To elucidate the impact of linc000889 on viral replication, we engineered an expression vector, PCA-linc000889. The transfection efficiency of PCA-linc000889 was assessed using qRT-PCR (Figure 8A). The results indicated that the PCA-linc000889 transfected group exhibited significantly higher linc000889 expression levels compared to the PCAGGS transfected group. Following the overexpression of linc000889 for 24 h, ARV was introduced at an MOI of 0.5, and subsequent collection of RNA and protein samples was performed. qRT-PCR data revealed a significant reduction in ARV-S1 genomic copy numbers at 36 h and 48 h post-infection (Figure 8B), and western blot analyses also indicated a substantial decrease in the protein levels of ARV-σc (Figure 8C). Subsequently, we analyzed the viral titer results and observed a decrease in viral load within the group transfected with PCA-linc000889 (Figure 8D). To ascertain whether linc000889 influences viral replication by affecting cell viability, we conducted CCK8 assays, which revealed no significant difference in cell viability between the experimental and control groups (Supplementary Figure S2A).

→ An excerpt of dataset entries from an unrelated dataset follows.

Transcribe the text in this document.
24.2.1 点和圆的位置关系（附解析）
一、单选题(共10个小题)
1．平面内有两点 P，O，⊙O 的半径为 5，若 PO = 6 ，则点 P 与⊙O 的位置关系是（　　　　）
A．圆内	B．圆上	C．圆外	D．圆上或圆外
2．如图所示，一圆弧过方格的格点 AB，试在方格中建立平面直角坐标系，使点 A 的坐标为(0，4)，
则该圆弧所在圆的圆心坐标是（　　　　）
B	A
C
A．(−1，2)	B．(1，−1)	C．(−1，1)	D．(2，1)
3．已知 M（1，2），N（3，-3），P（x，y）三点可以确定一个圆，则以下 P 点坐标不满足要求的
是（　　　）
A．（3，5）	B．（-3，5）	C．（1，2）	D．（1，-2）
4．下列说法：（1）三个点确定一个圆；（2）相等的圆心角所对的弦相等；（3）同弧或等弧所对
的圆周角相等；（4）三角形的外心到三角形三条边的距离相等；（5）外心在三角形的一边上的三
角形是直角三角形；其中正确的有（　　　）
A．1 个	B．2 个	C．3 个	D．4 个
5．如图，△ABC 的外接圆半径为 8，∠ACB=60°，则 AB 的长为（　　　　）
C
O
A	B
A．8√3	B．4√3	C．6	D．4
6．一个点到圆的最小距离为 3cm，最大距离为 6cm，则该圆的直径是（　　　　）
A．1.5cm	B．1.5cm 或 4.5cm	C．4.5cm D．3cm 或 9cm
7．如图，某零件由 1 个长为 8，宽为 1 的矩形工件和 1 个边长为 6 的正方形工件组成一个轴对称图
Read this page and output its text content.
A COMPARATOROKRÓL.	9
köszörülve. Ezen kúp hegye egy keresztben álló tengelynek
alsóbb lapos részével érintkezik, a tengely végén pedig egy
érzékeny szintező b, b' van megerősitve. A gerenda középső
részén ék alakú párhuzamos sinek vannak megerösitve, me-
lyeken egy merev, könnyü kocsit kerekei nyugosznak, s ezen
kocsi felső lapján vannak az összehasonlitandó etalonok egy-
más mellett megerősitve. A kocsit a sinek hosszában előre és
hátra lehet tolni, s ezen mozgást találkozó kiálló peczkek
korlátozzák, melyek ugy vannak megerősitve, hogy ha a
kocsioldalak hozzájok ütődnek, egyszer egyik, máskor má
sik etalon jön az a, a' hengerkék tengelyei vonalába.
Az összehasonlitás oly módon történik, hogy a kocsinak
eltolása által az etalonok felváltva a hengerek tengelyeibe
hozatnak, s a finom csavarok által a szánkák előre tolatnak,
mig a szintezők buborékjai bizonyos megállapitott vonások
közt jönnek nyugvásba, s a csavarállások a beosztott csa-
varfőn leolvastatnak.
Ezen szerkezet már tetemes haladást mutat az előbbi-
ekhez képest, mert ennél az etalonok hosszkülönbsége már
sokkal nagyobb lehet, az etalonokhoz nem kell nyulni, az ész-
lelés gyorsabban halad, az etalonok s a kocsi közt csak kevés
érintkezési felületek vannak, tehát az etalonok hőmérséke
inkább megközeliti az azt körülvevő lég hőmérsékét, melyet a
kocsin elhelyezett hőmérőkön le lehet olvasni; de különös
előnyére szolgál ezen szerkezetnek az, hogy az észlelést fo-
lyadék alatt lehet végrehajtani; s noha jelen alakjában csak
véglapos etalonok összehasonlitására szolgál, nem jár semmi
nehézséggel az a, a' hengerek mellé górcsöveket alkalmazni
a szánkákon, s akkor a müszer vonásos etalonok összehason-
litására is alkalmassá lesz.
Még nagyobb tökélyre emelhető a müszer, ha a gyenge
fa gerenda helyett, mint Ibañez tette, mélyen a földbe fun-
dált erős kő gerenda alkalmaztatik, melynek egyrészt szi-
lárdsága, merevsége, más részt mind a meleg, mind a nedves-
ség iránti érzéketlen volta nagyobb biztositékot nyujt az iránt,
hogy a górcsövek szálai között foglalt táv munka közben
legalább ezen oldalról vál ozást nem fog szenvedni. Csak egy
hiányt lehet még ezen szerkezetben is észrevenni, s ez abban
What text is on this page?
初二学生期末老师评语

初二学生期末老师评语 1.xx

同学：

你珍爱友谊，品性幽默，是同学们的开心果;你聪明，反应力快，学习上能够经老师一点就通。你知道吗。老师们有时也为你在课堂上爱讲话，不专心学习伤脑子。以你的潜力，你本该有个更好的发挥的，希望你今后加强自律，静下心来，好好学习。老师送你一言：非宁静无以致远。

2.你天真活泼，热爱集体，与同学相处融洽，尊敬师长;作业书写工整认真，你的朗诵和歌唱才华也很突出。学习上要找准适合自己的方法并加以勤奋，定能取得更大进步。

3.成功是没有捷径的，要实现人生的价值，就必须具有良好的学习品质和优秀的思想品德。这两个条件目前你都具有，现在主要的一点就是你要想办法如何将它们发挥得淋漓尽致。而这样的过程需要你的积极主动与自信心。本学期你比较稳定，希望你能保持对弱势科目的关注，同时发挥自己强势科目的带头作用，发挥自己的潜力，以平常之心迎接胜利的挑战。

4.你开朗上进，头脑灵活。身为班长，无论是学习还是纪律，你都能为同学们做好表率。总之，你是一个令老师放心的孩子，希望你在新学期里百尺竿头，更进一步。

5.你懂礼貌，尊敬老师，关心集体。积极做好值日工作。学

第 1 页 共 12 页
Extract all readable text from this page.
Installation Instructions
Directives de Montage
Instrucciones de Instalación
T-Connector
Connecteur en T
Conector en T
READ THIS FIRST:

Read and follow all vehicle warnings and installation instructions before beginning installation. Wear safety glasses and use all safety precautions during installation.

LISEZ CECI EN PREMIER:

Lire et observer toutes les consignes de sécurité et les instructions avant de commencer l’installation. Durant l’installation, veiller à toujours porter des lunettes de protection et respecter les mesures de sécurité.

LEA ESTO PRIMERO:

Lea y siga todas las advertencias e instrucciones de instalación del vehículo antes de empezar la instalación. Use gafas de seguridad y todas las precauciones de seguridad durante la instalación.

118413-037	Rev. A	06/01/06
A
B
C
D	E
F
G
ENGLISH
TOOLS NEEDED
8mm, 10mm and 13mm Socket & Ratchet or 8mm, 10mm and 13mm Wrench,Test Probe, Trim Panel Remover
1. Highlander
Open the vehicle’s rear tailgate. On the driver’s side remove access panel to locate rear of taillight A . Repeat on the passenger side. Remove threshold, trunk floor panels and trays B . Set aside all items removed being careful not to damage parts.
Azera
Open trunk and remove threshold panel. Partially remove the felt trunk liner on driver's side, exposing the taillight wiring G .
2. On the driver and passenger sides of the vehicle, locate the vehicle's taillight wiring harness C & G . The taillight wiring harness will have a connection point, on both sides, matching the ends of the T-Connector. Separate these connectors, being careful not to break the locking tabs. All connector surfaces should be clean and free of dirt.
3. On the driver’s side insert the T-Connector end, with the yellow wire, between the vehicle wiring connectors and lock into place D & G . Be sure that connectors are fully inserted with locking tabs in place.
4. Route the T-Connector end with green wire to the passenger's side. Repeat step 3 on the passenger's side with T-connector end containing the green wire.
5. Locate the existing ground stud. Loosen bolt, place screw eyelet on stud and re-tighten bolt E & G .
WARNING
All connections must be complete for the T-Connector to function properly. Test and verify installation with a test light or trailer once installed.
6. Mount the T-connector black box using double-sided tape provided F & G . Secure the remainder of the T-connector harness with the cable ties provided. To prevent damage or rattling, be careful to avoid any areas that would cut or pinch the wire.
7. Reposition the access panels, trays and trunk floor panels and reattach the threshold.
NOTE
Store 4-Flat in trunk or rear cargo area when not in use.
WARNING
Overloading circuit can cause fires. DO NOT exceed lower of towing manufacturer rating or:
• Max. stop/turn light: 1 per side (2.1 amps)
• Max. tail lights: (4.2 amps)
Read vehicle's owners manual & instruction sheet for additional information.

To further assess the role of linc000889 in viral replication, we transfected 1 μg or 2 μg of shRNA (PGPU6, PGPU6-shRNA-159, PGPU6-shRNA-665 and PGPU6-shRNA-802) in 12-well plates. The results demonstrated that linc000889 exhibited significant knockdown when transfected with 1 μg of PGPU6-shRNA-159. After transfecting with shRNA159 for 24 h, ARV infection was initiated at an MOI of 0.5, and RNA and protein samples were collected at 36 h and 48 h post-infection. QRT-PCR and western blot analyses demonstrated that the knockdown of linc000889 significantly increased ARV-S1 copy numbers and ARV-σc protein expression levels (Figures 8F,G). Viral titer measurements also confirmed an increase in viral titer within the shRNA159-transfected group (Figure 8H). CCK8 assay results again showed no significant difference in cell viability between the experimental and control groups (Supplementary Figure S2B). Collectively, these findings lead us to conclude that linc000889 exerts an inhibitory effect on the replication of ARV.